If you ever want to see or copy the code that ChatGPT generates to perform its calculations or display visualizations, click the blue code arrow at the bottom of the output.
The goal of sentiment analysis is to detect the emotional tone of digital text. Text can be categorized as positive, negative, or neutral. Companies often perform sentiment analysis on customer reviews and social media comments to determine how their products are being received. ChatGPT can be very useful in performing sentiment analysis.
Sentiment analysis generally involves a large sample of text. For this demonstration, we will use this list of Twitter posts.
For these examples, we will use another custom GPT as seen in the Simple Data Analysis and Categorical Data Analysis sections. There are many other custom GPTs specifically designed for text analysis. To find such GPTs, go to ChatGPT, navigate to "Explore GPTs", and search for the appropriate GPT. In this example we will use the "Text Mining" GPT seen below.

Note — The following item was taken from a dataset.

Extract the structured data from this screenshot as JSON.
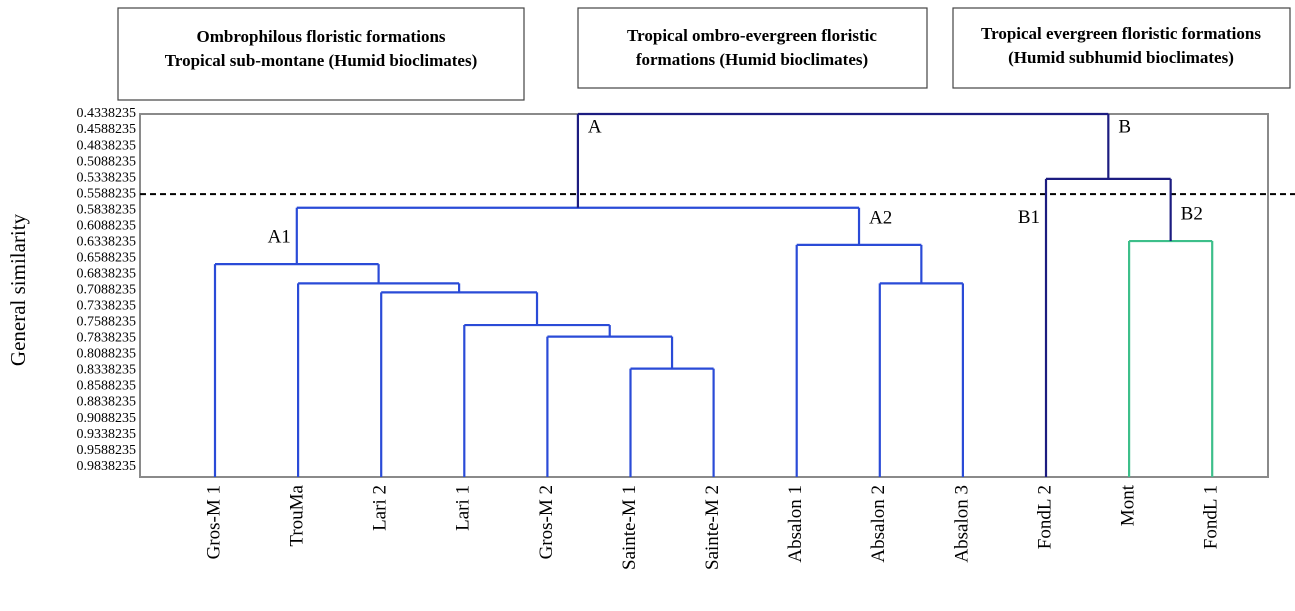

To begin conducting sentiment analysis, users must upload the dataset in the chat. In this example, we do so and then prompt the GPT by saying, "conduct a sentiment analysis of this data." ChatGPT may create a chart that analyzes each tweet's polarity and subjectivity. Polarity is the overall sentiment expressed on a scale of very negative (-1) to very positive (+1). Subjectivity is on a scale of completely objective facts (0) to completely subjective opinions (1). These scores represent one way to qualify the sentiment of text.
Sentiment Mining
Since sentiment analysis generally categorizes text as positive, negative, or neutral, another way to analyze the data would be using sentiment mining. In this example, we state "Add a new column to the original data that analyzes each comment in the Text column as either positive, negative, or neutral."
ChatGPT may not be perfectly accurate in categorizing each tweet, but over a large dataset, it should give fairly accurate results.
GPTs are also advanced enough to detect subtle nuances in text. For example, we could test whether the GPT can also measure sarcasm.
Visualization
GPTs can also create graphs to visualize the results of our sentiment analysis. Here is an example prompt to do so:
"Create a bar graph that shows the count of each sentiment category (positive, negative, and neutral)."
ChatGPT color codes the graph in the traditional green and red for positive and negative, but you can always tweak the color scheme as needed. One example of this is done by saying:
"Recreate this graph where positive is blue, negative is black, and neutral is grey."
The following are additional visualizations of this data and the prompts that were used to create them.
"Create a histogram showing the distribution of polarity scores." or "Create a histogram showing the distribution of subjectivity scores."
"Create a scatter plot illustrating the relationship between polarity and subjectivity."
"Create a pie chart that demonstrates what percent of the tweets are sarcastic vs serious."
Article Analysis
ChatGPT can also perform analysis on articles. One example of doing so is by asking the GPT to "Conduct a full sentiment analysis of this article."
You could also ask, "According to this article, how do students at BYU feel about generative AI?" Each of these prompts results in an in-depth analysis that provides evidence from the text to respond to your query.
After finding specific results, you can graph those results as mentioned previously. For example we said, "Create a donut chart that represents the above analysis."
ChatGPT quickly created a visually appealing chart to demonstrate the sentiment of the article. These same steps can be completed with other articles or papers to explore how ChatGPT can be a tool for sentiment analysis.